Factor VIII Point Mutations with Higher Risk for Inhibitor Development in Mild/Moderate Hemophilia A: A Rapid, Specific Test Panel.

Abstract 2264

The conversion of mild or moderate Factor VIII-deficient patients into those with a severe bleeding disorder can be an alarming consequence of inhibitor development, which is not typically anticipated in these patients. Cross-reactivity of the inhibitor antibodies with the patient's own circulating FVIII can reduce their baseline FVIII activity from that of 5–10% to 0–1%, with severe bleeding diathesis. Immune tolerance can be effective, as with more severely deficient cases. But patients must undergo daily desensitization and use costly bypassing agents. While cross-reactivity of the inhibitor antibodies with the patient's circulating FVIII remains poorly understood, there is growing evidence that mild/moderate hemophilia A patients with specific FVIII point mutations are at greater risk than others for developing this life-threatening complication.

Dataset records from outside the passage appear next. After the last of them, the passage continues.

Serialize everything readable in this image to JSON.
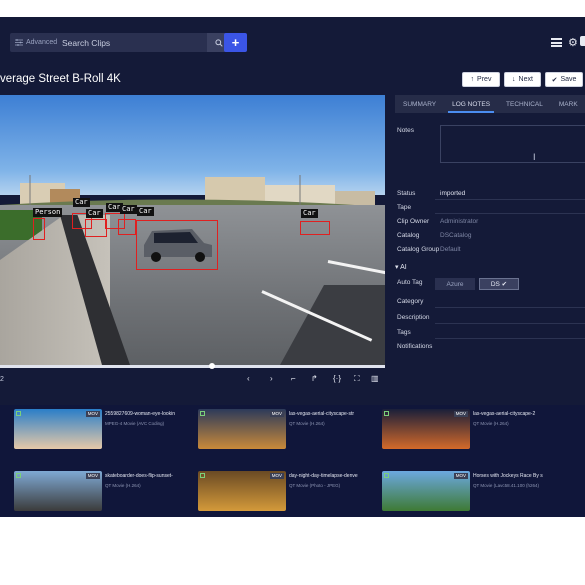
{
  "header": {
    "advanced_label": "Advanced",
    "search_placeholder": "Search Clips",
    "add_label": "+"
  },
  "title": {
    "text": "verage Street B-Roll 4K",
    "prev_label": "Prev",
    "next_label": "Next",
    "save_label": "Save"
  },
  "video": {
    "detections": [
      {
        "label": "Person"
      },
      {
        "label": "Car"
      },
      {
        "label": "Car"
      },
      {
        "label": "Car"
      },
      {
        "label": "Car"
      },
      {
        "label": "Car"
      },
      {
        "label": "Car"
      }
    ],
    "time": "2",
    "progress": 0.55
  },
  "panel": {
    "tabs": [
      "SUMMARY",
      "LOG NOTES",
      "TECHNICAL",
      "MARK"
    ],
    "active_tab": "LOG NOTES",
    "fields": {
      "notes": "Notes",
      "status_label": "Status",
      "status_value": "imported",
      "tape_label": "Tape",
      "owner_label": "Clip Owner",
      "owner_value": "Administrator",
      "catalog_label": "Catalog",
      "catalog_value": "DSCatalog",
      "group_label": "Catalog Group",
      "group_value": "Default"
    },
    "ai": {
      "heading": "AI",
      "autotag_label": "Auto Tag",
      "azure_label": "Azure",
      "ds_label": "DS",
      "category_label": "Category",
      "description_label": "Description",
      "tags_label": "Tags",
      "notifications_label": "Notifications"
    }
  },
  "thumbnails": [
    {
      "title": "2559827609-woman-eye-lookin",
      "subtitle": "MPEG-4 Movie (AVC Coding)",
      "format": "MOV",
      "colors": [
        "#2a7ec8",
        "#e6c9a8"
      ]
    },
    {
      "title": "las-vegas-aerial-cityscape-str",
      "subtitle": "QT Movie (H.264)",
      "format": "MOV",
      "colors": [
        "#2c3a5a",
        "#c98a3a"
      ]
    },
    {
      "title": "las-vegas-aerial-cityscape-2",
      "subtitle": "QT Movie (H.264)",
      "format": "MOV",
      "colors": [
        "#1a1f3a",
        "#d46a2a"
      ]
    },
    {
      "title": "skateboarder-does-flip-sunset-",
      "subtitle": "QT Movie (H.264)",
      "format": "MOV",
      "colors": [
        "#7fa9d4",
        "#3b3b3b"
      ]
    },
    {
      "title": "day-night-day-timelapse-denve",
      "subtitle": "QT Movie (Photo - JPEG)",
      "format": "MOV",
      "colors": [
        "#6a4a24",
        "#d49a3a"
      ]
    },
    {
      "title": "Horses with Jockeys Race By s",
      "subtitle": "QT Movie (Lavc58.41.100 (h264)",
      "format": "MOV",
      "colors": [
        "#6ca8e0",
        "#3e7a34"
      ]
    }
  ]
}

Current hypotheses suggest that certain mutations result in greater conformational changes in the patient's circulating FVIII, so that the infused FVIII becomes immunogenic.

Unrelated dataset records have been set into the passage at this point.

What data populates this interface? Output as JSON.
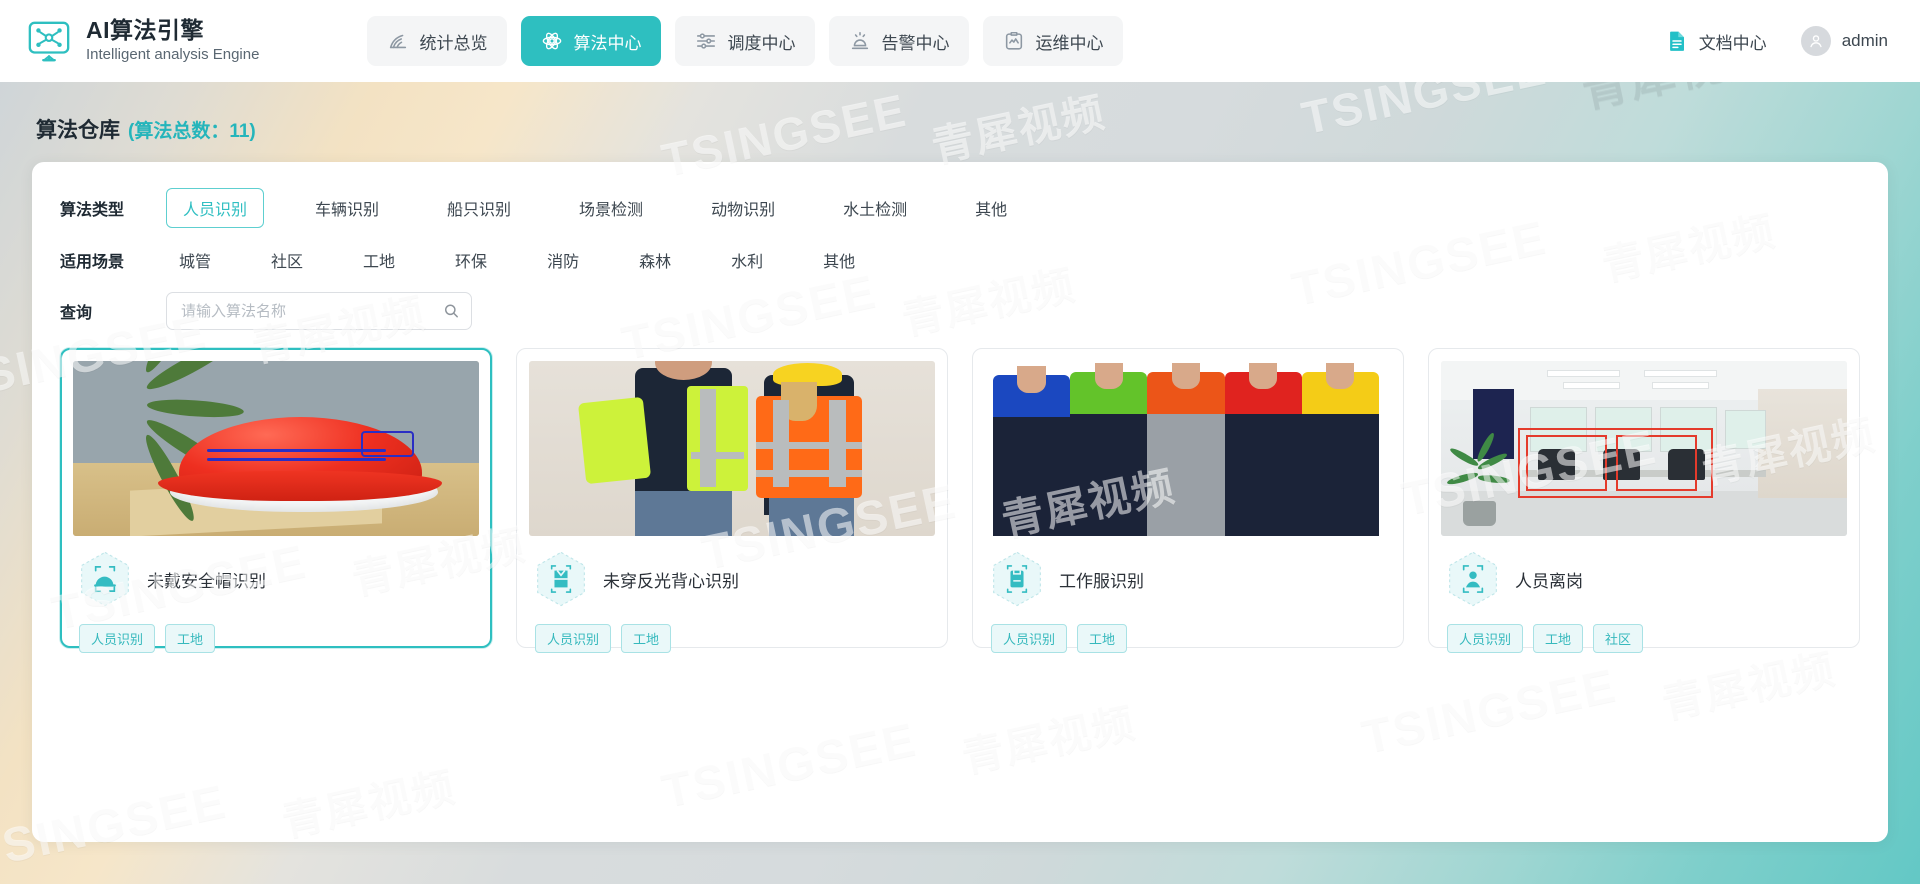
{
  "header": {
    "brand": {
      "title": "AI算法引擎",
      "subtitle": "Intelligent analysis Engine",
      "logo_icon": "monitor-network-icon"
    },
    "nav": [
      {
        "label": "统计总览",
        "icon": "chart-overview-icon",
        "active": false
      },
      {
        "label": "算法中心",
        "icon": "atom-algorithm-icon",
        "active": true
      },
      {
        "label": "调度中心",
        "icon": "sliders-schedule-icon",
        "active": false
      },
      {
        "label": "告警中心",
        "icon": "alarm-siren-icon",
        "active": false
      },
      {
        "label": "运维中心",
        "icon": "clipboard-monitor-icon",
        "active": false
      }
    ],
    "doc_center": {
      "label": "文档中心",
      "icon": "document-icon"
    },
    "user": {
      "name": "admin",
      "icon": "user-avatar-icon"
    },
    "accent_color": "#2ebfc0"
  },
  "page": {
    "title": "算法仓库",
    "count_text": "(算法总数：11)"
  },
  "filters": {
    "type": {
      "label": "算法类型",
      "options": [
        "人员识别",
        "车辆识别",
        "船只识别",
        "场景检测",
        "动物识别",
        "水土检测",
        "其他"
      ],
      "selected": "人员识别"
    },
    "scene": {
      "label": "适用场景",
      "options": [
        "城管",
        "社区",
        "工地",
        "环保",
        "消防",
        "森林",
        "水利",
        "其他"
      ],
      "selected": ""
    },
    "search": {
      "label": "查询",
      "placeholder": "请输入算法名称",
      "value": "",
      "icon": "search-icon"
    }
  },
  "cards": [
    {
      "title": "未戴安全帽识别",
      "icon": "helmet-hex-icon",
      "tags": [
        "人员识别",
        "工地"
      ],
      "selected": true,
      "thumb": "red-safety-helmet-on-desk"
    },
    {
      "title": "未穿反光背心识别",
      "icon": "vest-hex-icon",
      "tags": [
        "人员识别",
        "工地"
      ],
      "selected": false,
      "thumb": "two-workers-in-hi-vis-vests"
    },
    {
      "title": "工作服识别",
      "icon": "uniform-hex-icon",
      "tags": [
        "人员识别",
        "工地"
      ],
      "selected": false,
      "thumb": "five-workers-in-uniforms"
    },
    {
      "title": "人员离岗",
      "icon": "person-scan-hex-icon",
      "tags": [
        "人员识别",
        "工地",
        "社区"
      ],
      "selected": false,
      "thumb": "office-room-with-detection-boxes"
    }
  ],
  "watermarks": {
    "brand_latin": "TSINGSEE",
    "brand_cjk": "青犀视频"
  }
}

Based on review of previously published reports and the Haemophilia A Mutation, Structure, Test, and Resource Site (HAMSTeRS) database, we have selected nine point mutations, associated with multiple cases of mild/moderate hemophilia A, where at least 10% of those patients reported have developed inhibitors. Six of the nine are in the FVIII C-domain (Arg2150His, Trp2229Cys, Tyr2105Cys, Asn2286Lys, Pro2300Leu, and Arg2307Gln) and the other three are in the A-domain (Arg593Cys, Arg1997Trp, and Glu1999Gly).

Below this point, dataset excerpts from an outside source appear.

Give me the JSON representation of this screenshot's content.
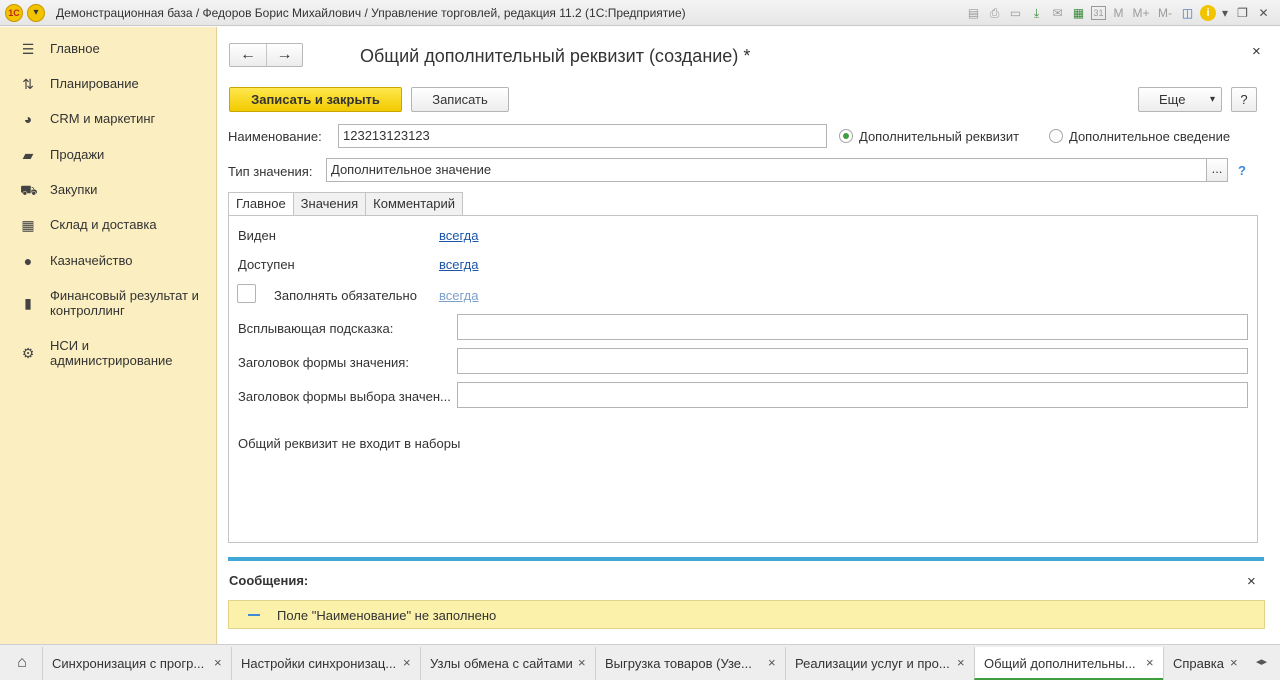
{
  "titlebar": {
    "logo": "1C",
    "menu_icon": "▾",
    "title": "Демонстрационная база / Федоров Борис Михайлович / Управление торговлей, редакция 11.2  (1С:Предприятие)",
    "icons": [
      "save-icon",
      "print-icon",
      "preview-icon",
      "download-icon",
      "mail-icon",
      "calculator-icon",
      "calendar-icon",
      "memory-m-icon",
      "memory-m-plus-icon",
      "memory-m-minus-icon",
      "panel-icon",
      "info-icon",
      "dropdown-icon",
      "restore-icon",
      "close-icon"
    ],
    "calendar_day": "31",
    "m_label": "M",
    "m_plus_label": "M+",
    "m_minus_label": "M-"
  },
  "sidebar": {
    "items": [
      {
        "label": "Главное",
        "icon": "menu-lines-icon"
      },
      {
        "label": "Планирование",
        "icon": "planning-icon"
      },
      {
        "label": "CRM и маркетинг",
        "icon": "pie-chart-icon"
      },
      {
        "label": "Продажи",
        "icon": "shopping-bag-icon"
      },
      {
        "label": "Закупки",
        "icon": "cart-icon"
      },
      {
        "label": "Склад и доставка",
        "icon": "warehouse-grid-icon"
      },
      {
        "label": "Казначейство",
        "icon": "coin-icon"
      },
      {
        "label": "Финансовый результат и контроллинг",
        "icon": "bar-chart-icon"
      },
      {
        "label": "НСИ и администрирование",
        "icon": "gear-icon"
      }
    ]
  },
  "form": {
    "title": "Общий дополнительный реквизит (создание) *",
    "nav_back": "←",
    "nav_forward": "→",
    "close": "×",
    "buttons": {
      "save_close": "Записать и закрыть",
      "save": "Записать",
      "more": "Еще",
      "more_arrow": "▾",
      "help": "?"
    },
    "name_label": "Наименование:",
    "name_value": "123213123123",
    "radio_attribute": "Дополнительный реквизит",
    "radio_info": "Дополнительное сведение",
    "type_label": "Тип значения:",
    "type_value": "Дополнительное значение",
    "type_select": "...",
    "type_help": "?",
    "tabs": [
      "Главное",
      "Значения",
      "Комментарий"
    ],
    "main_tab": {
      "visible_label": "Виден",
      "visible_value": "всегда",
      "available_label": "Доступен",
      "available_value": "всегда",
      "required_label": "Заполнять обязательно",
      "required_value": "всегда",
      "tooltip_label": "Всплывающая подсказка:",
      "tooltip_value": "",
      "value_form_title_label": "Заголовок формы значения:",
      "value_form_title_value": "",
      "choice_form_title_label": "Заголовок формы выбора значен...",
      "choice_form_title_value": "",
      "sets_note": "Общий реквизит не входит в наборы"
    }
  },
  "messages": {
    "title": "Сообщения:",
    "close": "×",
    "items": [
      "Поле \"Наименование\" не заполнено"
    ]
  },
  "taskbar": {
    "home_icon": "home-icon",
    "tabs": [
      {
        "label": "Синхронизация с прогр...",
        "close": "×"
      },
      {
        "label": "Настройки синхронизац...",
        "close": "×"
      },
      {
        "label": "Узлы обмена с сайтами",
        "close": "×"
      },
      {
        "label": "Выгрузка товаров (Узе...",
        "close": "×"
      },
      {
        "label": "Реализации услуг и про...",
        "close": "×"
      },
      {
        "label": "Общий дополнительны...",
        "close": "×"
      },
      {
        "label": "Справка",
        "close": "×"
      }
    ],
    "active_tab": "Общий дополнительны..."
  },
  "colors": {
    "sidebar_bg": "#fbeec0",
    "primary_button": "#f2ca00",
    "message_bg": "#fbf1ab",
    "separator": "#3fa8d6",
    "link": "#1c55a8",
    "radio_selected": "#3f9f3f"
  }
}
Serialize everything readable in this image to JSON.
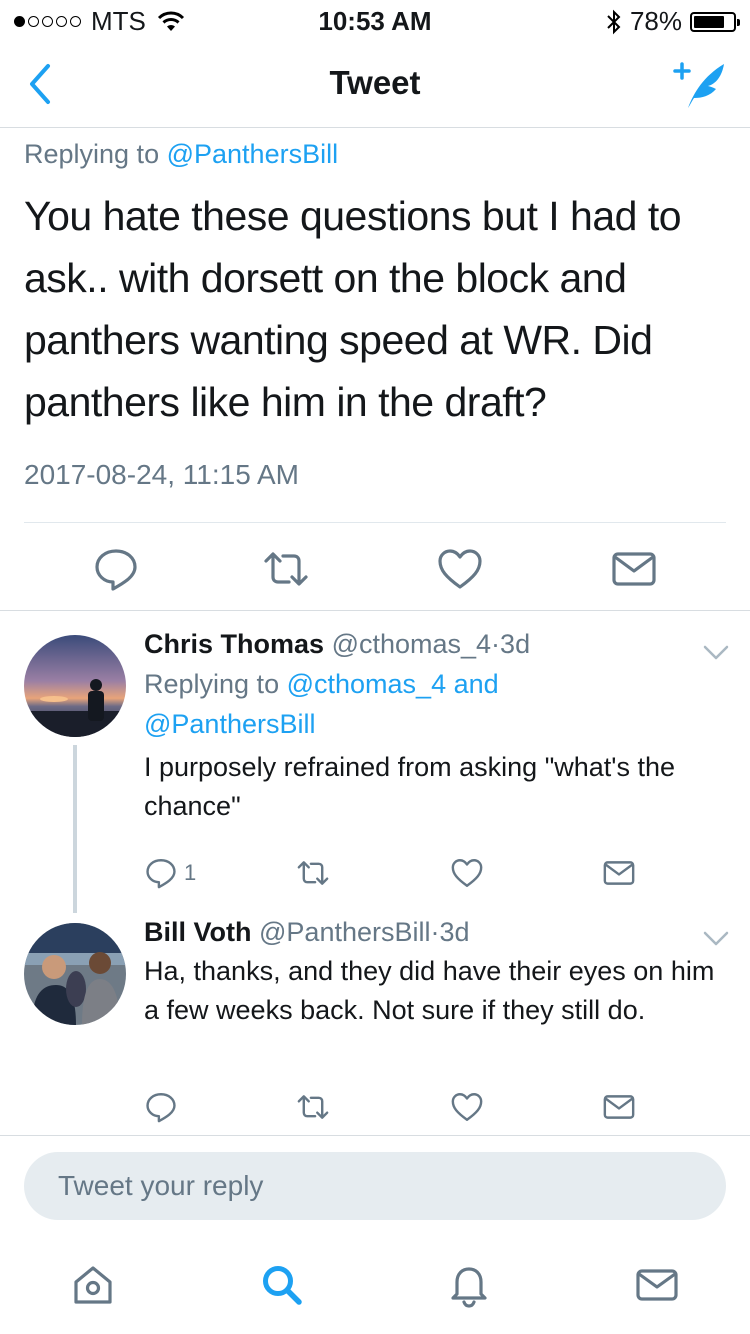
{
  "status_bar": {
    "carrier": "MTS",
    "time": "10:53 AM",
    "battery": "78%",
    "battery_level": 0.78
  },
  "nav": {
    "title": "Tweet",
    "back_icon": "chevron-left-icon",
    "compose_icon": "compose-feather-icon"
  },
  "main_tweet": {
    "replying_prefix": "Replying to",
    "replying_handle": "@PanthersBill",
    "text": "You hate these questions but I had to ask.. with dorsett on the block and panthers wanting speed at WR. Did panthers like him in the draft?",
    "timestamp": "2017-08-24, 11:15 AM"
  },
  "replies": [
    {
      "name": "Chris Thomas",
      "handle": "@cthomas_4",
      "sep": "·",
      "age": "3d",
      "replying_prefix": "Replying to",
      "replying_handle_1": "@cthomas_4",
      "replying_and": "and",
      "replying_handle_2": "@PanthersBill",
      "text": "I purposely refrained from asking \"what's the chance\"",
      "reply_count": "1"
    },
    {
      "name": "Bill Voth",
      "handle": "@PanthersBill",
      "sep": "·",
      "age": "3d",
      "text": "Ha, thanks, and they did have their eyes on him a few weeks back. Not sure if they still do.",
      "reply_count": ""
    }
  ],
  "compose": {
    "placeholder": "Tweet your reply"
  },
  "tabs": [
    "home-icon",
    "search-icon",
    "notifications-icon",
    "messages-icon"
  ],
  "colors": {
    "accent": "#1da1f2",
    "secondary_text": "#657786",
    "icon_gray": "#657786",
    "divider": "#e1e8ed"
  }
}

As an alternative to complete DNA sequencing or heteroduplex analysis, we have developed a more straightforward panel to rapidly test for these point mutations directly. Specific restriction endonucleases (New England BioLabs) were identified with overlapping recognition sites for each of the nine point mutations. For seven of the mutations, the restriction site is lost if a mutation occurs. For the other two, the restriction site is gained when the mutation is present. We evaluated this panel by digesting PCR amplicons from synthetic, control DNA templates (IDT), representing the wild-type and mutated FVIII exons encompassing each of the nine mutations. Differences between the resulting restriction enzyme digestion patterns were successfully detected with a BioAnalyzer DNA 1000 Kit (Agilent). A pilot study has further tested genomic DNA from eleven pediatric hemophilia A patients, all of whom were negative for each of the nine mutations. The results from testing of a larger bank of pediatric hemophilia A genomic DNA will also be presented.

A more rapid, specific molecular screen that could be performed at the initial diagnosis of mild/moderate FVIII deficiency would allow providers to more readily identify those patients at risk for developing a FVIII inhibitor. This form of “personalized medicine” could help to prevent the potentially tragic outcome of inhibitor development, which can last from months to many years, in those patients that unexpectedly convert into a severe bleeding phenotype.